Multiple reports on Thursday suggested next weekend’s Canadian Grand Prix could also be at risk as a result of the wildfires, but F1 responded on Thursday saying that was not the case.
The fires are burning 800km away from the Circuit Gilles Villeneuve and the wind direction means air quality in Montreal is currently classed as good. It is forecast that the wind direction will continue to keep smoke away from the circuit, while rainfall is also expected in the region.
F1’s incident management group will continue to monitor the situation along with the race promoter and local authorities, but the sport and its teams intend to travel to Canada for the grand prix as normal.
In 2019, F1 arrived in Singapore for its annual event as smoke from forest fires in Indonesia enveloped the city state.

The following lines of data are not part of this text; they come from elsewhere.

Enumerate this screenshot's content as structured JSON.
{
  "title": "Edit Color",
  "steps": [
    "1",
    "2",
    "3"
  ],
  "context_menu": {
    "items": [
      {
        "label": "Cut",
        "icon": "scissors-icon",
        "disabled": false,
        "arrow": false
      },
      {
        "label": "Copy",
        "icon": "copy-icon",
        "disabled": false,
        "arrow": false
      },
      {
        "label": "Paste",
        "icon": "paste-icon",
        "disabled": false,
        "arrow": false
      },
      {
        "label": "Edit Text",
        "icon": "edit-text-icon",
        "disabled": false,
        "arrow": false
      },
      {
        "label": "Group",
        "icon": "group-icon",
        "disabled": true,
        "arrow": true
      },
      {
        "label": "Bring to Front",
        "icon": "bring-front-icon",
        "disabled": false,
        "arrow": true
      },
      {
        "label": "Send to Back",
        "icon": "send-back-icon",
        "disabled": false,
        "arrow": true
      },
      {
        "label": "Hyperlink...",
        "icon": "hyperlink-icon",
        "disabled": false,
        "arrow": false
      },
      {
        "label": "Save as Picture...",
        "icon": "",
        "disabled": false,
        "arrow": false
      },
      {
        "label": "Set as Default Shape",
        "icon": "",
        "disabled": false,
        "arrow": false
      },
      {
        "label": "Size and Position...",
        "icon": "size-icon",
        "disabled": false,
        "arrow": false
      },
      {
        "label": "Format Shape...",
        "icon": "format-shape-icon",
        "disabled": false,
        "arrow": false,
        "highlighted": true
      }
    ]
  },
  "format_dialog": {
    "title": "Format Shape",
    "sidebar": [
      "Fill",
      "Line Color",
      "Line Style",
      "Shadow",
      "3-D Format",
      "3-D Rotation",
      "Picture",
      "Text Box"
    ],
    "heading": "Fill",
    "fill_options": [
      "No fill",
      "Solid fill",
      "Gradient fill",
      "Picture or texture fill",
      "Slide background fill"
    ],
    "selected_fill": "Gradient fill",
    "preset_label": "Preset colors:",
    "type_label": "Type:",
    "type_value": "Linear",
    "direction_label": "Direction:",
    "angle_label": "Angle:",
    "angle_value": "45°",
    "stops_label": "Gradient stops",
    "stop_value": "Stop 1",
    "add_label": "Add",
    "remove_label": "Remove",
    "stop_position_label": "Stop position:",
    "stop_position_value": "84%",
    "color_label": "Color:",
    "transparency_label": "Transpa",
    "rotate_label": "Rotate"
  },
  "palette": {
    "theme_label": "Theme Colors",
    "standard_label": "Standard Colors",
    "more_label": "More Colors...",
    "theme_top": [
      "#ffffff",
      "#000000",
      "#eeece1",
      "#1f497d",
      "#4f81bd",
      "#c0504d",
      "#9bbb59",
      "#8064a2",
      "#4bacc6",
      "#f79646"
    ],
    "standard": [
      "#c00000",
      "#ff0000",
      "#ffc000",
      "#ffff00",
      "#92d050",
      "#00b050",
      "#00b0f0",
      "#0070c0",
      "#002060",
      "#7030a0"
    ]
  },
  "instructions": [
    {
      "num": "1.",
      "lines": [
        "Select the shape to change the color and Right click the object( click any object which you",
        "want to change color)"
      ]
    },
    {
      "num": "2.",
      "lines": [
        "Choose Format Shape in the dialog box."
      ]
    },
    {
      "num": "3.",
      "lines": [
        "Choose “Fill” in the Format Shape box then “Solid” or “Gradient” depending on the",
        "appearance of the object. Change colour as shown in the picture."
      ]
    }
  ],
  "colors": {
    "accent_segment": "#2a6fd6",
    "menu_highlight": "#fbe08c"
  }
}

On the Wednesday before the race the air quality was deemed “unhealthy” and Singapore’s National Environment Agency was advising citizens to avoid prolonged or strenuous outdoor activity and to spend as much time as possible indoors. Despite the warnings, the smog lifted from the city ahead of the first track action on the Friday before the race.
Concern over the running of next weekend’s Canadian Grand Prix comes less than a month after the Emilia Romagna Grand Prix was cancelled due to flooding in the region around the Imola circuit.
F1 says Canadian Grand Prix is not at risk from ongoing wildfires affecting areas in North America.